I had similar issues reproducing the ROUGE scores of facebook/bart-large-cnn on the CNN/Daily Mail dataset.
First I tried the evaluation script examples/seq2seq/eval.py
with the follwoing arguments:
export DATA_DIR=cnn_dm
python3 ./run_eval.py
facebook/bart-large-cnn
$DATA_DIR/val.source
dbart_val_generations.txt
--reference_path $DATA_DIR/val.target
--score_path cnn_rouge.json
--task summarization
--device cuda
--max_source_length 1024
--max_target_length 56
--fp16
--bs 32
Which returned the following results:
{"rouge1": 44.8251, "rouge2": 21.6955, "rougeL": 31.2251, "n_obs": 13368, "runtime": 12773, "seconds_per_sample": 0.9555}
In addition I tried to create my own minimal script for debugging:
from datasets import load_dataset
from transformers import BartForConditionalGeneration, BartTokenizer
from tqdm import tqdm
import torch
DEFAULT_DEVICE = "cuda" if torch.cuda.is_available() else "cpu"
def chunks(lst, n):
"""Yield successive n-sized chunks from lst."""

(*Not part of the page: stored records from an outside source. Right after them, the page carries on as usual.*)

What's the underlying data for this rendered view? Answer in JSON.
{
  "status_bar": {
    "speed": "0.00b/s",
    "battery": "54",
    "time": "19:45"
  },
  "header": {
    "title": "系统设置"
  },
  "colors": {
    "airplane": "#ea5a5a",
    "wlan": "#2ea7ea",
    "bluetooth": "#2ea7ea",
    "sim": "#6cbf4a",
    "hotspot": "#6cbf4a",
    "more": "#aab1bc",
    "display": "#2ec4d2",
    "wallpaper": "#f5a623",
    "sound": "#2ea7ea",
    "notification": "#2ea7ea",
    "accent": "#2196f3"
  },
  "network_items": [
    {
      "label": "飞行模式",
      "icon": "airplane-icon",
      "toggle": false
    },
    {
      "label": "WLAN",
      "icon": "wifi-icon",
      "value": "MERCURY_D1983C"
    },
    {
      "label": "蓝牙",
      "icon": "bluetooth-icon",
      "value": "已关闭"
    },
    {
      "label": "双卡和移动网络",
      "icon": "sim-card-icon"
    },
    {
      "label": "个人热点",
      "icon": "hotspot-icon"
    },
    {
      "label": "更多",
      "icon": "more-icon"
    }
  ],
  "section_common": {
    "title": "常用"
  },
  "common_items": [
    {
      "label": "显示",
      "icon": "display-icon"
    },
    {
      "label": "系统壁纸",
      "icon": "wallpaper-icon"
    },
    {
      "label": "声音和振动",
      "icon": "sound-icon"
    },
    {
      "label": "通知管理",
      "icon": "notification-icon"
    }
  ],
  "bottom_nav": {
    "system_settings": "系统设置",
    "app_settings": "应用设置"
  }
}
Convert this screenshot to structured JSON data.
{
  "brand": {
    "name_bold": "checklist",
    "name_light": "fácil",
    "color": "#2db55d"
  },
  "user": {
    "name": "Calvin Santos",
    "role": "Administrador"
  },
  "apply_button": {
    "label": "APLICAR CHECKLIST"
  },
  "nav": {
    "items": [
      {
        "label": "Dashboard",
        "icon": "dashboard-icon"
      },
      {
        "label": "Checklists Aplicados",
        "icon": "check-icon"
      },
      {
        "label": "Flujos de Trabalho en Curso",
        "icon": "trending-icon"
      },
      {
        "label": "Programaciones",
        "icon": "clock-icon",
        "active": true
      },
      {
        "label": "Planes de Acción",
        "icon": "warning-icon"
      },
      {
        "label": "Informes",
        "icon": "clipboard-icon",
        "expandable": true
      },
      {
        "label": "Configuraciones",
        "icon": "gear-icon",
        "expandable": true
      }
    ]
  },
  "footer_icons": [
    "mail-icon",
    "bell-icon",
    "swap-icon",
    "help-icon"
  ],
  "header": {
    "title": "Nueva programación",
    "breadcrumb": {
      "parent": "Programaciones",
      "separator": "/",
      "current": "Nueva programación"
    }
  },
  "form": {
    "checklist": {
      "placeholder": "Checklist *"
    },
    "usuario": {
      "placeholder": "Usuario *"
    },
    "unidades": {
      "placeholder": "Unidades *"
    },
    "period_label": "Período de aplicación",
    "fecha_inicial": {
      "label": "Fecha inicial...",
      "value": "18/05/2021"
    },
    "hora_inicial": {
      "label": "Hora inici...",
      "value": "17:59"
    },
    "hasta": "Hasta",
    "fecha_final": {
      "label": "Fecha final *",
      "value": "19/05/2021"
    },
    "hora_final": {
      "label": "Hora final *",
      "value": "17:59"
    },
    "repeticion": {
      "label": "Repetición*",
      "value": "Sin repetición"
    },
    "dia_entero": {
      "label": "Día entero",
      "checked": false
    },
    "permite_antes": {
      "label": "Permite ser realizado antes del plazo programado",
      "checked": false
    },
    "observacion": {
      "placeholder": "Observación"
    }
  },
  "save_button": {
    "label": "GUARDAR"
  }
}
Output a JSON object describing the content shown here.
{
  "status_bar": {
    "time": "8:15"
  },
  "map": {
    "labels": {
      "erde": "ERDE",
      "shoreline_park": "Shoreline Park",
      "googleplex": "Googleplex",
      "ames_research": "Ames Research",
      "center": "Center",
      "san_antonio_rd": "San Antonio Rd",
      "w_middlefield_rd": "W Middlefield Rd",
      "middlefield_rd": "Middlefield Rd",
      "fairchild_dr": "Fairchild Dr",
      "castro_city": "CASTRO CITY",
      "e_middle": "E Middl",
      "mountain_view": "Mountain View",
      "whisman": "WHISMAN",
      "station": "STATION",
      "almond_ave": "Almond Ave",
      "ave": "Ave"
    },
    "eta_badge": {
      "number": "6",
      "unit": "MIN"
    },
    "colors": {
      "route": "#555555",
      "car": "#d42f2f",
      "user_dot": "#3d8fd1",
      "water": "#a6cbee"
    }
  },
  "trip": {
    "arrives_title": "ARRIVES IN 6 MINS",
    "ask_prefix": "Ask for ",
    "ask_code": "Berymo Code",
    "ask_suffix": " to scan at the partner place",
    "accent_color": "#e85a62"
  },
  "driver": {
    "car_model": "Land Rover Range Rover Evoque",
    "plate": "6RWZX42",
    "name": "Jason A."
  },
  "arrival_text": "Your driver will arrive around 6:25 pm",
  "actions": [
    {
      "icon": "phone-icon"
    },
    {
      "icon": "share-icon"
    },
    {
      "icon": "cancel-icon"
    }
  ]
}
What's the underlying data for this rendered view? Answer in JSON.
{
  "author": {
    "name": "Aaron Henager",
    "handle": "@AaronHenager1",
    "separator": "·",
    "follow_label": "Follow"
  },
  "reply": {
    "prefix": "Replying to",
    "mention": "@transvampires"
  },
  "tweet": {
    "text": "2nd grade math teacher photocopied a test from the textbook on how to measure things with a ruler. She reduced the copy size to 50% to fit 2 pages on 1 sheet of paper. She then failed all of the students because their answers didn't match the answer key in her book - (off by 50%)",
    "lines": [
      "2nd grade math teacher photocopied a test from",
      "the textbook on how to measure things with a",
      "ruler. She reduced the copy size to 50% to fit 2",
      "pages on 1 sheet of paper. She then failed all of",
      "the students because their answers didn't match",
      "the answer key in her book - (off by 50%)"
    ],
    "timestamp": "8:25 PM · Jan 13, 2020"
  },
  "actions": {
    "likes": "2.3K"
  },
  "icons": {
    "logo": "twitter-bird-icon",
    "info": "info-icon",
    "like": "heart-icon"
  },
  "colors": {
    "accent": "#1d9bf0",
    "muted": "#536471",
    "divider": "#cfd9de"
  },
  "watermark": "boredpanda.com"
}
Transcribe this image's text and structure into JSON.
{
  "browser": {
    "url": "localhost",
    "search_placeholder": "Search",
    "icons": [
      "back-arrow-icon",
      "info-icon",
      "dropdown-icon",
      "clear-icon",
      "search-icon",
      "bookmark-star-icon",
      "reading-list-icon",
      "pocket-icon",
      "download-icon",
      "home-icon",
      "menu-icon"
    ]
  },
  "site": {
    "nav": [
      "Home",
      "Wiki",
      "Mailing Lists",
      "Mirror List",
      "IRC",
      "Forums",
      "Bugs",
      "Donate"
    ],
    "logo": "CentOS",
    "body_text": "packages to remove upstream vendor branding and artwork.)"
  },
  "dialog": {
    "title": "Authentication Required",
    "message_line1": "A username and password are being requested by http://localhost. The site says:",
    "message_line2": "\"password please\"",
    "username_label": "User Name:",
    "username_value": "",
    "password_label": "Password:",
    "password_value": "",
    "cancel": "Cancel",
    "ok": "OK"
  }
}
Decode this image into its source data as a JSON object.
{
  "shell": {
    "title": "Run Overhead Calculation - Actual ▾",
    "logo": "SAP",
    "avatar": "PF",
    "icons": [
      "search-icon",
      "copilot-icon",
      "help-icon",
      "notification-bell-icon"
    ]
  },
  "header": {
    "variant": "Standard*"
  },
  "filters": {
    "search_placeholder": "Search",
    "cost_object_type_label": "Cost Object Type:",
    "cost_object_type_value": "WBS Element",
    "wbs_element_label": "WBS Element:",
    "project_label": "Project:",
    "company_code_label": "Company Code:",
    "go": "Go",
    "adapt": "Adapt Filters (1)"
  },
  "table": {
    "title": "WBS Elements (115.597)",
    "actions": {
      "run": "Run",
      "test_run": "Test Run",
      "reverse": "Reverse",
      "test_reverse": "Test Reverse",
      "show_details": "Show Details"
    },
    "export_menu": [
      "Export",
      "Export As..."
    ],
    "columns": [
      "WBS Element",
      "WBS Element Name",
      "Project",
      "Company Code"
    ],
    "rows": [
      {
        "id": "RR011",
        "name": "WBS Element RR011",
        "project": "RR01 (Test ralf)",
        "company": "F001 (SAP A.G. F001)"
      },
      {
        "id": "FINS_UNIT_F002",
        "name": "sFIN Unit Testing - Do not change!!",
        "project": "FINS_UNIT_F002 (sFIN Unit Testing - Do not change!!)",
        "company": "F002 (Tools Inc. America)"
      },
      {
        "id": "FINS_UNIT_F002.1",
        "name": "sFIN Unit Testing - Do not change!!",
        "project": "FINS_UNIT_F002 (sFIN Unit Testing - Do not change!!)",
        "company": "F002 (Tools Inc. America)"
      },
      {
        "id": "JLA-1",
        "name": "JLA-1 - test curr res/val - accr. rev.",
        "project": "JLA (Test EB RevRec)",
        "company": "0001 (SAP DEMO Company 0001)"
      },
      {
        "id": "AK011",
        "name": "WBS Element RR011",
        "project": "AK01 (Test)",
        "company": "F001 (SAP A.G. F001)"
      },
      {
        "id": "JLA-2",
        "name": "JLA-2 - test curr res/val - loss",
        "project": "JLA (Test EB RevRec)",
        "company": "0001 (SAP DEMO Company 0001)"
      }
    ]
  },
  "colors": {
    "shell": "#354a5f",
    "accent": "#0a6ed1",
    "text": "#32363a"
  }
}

for i in range(0, len(lst), n):
yield lst[i : i + n]
def generate_summaries(lns, metric, batch_size=16, device=DEFAULT_DEVICE):
tokenizer = BartTokenizer.from_pretrained("facebook/bart-large-cnn")
model = BartForConditionalGeneration.from_pretrained("facebook/bart-large-cnn").to(device)
article_batches = list(chunks(lns['article'], batch_size))
target_batches = list(chunks(lns['highlights'], batch_size))
for article_batch, target_batch in tqdm(zip(article_batches, target_batches), total=len(article_batches)):
dct = tokenizer.batch_encode_plus(article_batch,
max_length=1024,
truncation=True,
padding='max_length',
return_tensors="pt")
summaries = model.generate(
input_ids=dct["input_ids"].to(device),
attention_mask=dct["attention_mask"].to(device),
num_beams=4,
length_penalty=2.0,
max_length=142,
min_len=56,
no_repeat_ngram_size=3,
early_stopping=True,
decoder_start_token_id=tokenizer.eos_token_id,
)
dec = [tokenizer.decode(g, skip_special_tokens=True, clean_up_tokenization_spaces=False) for g in summaries]
metric.add_batch(predictions=dec, references=target_batch)
score = metric.compute()
return score
dataset = load_dataset("cnn_dailymail", version='3.0.0')
rouge_metric = datasets.load_metric('rouge')
score = generate_summaries(dataset['test'], rouge_metric)
This results in the following scores:
score['rouge1'].high.fmeasure, score['rougeL'].high.fmeasure
(0.42937086857299406, 0.30214912710797714)
score['rouge1'].mid.fmeasure, score['rougeL'].mid.fmeasure
(0.4270572516743017, 0.29984448611319414)
score['rouge1'].low.fmeasure, score['rougeL'].low.fmeasure
(0.4248562688572123, 0.297676569998942)
In both cases especially the RougeL scores are massively underwhelming. Do you have any idea what the problem might be? There seems to be quite a large gap between the reported and measured results. Thanks for any pointer you can provide.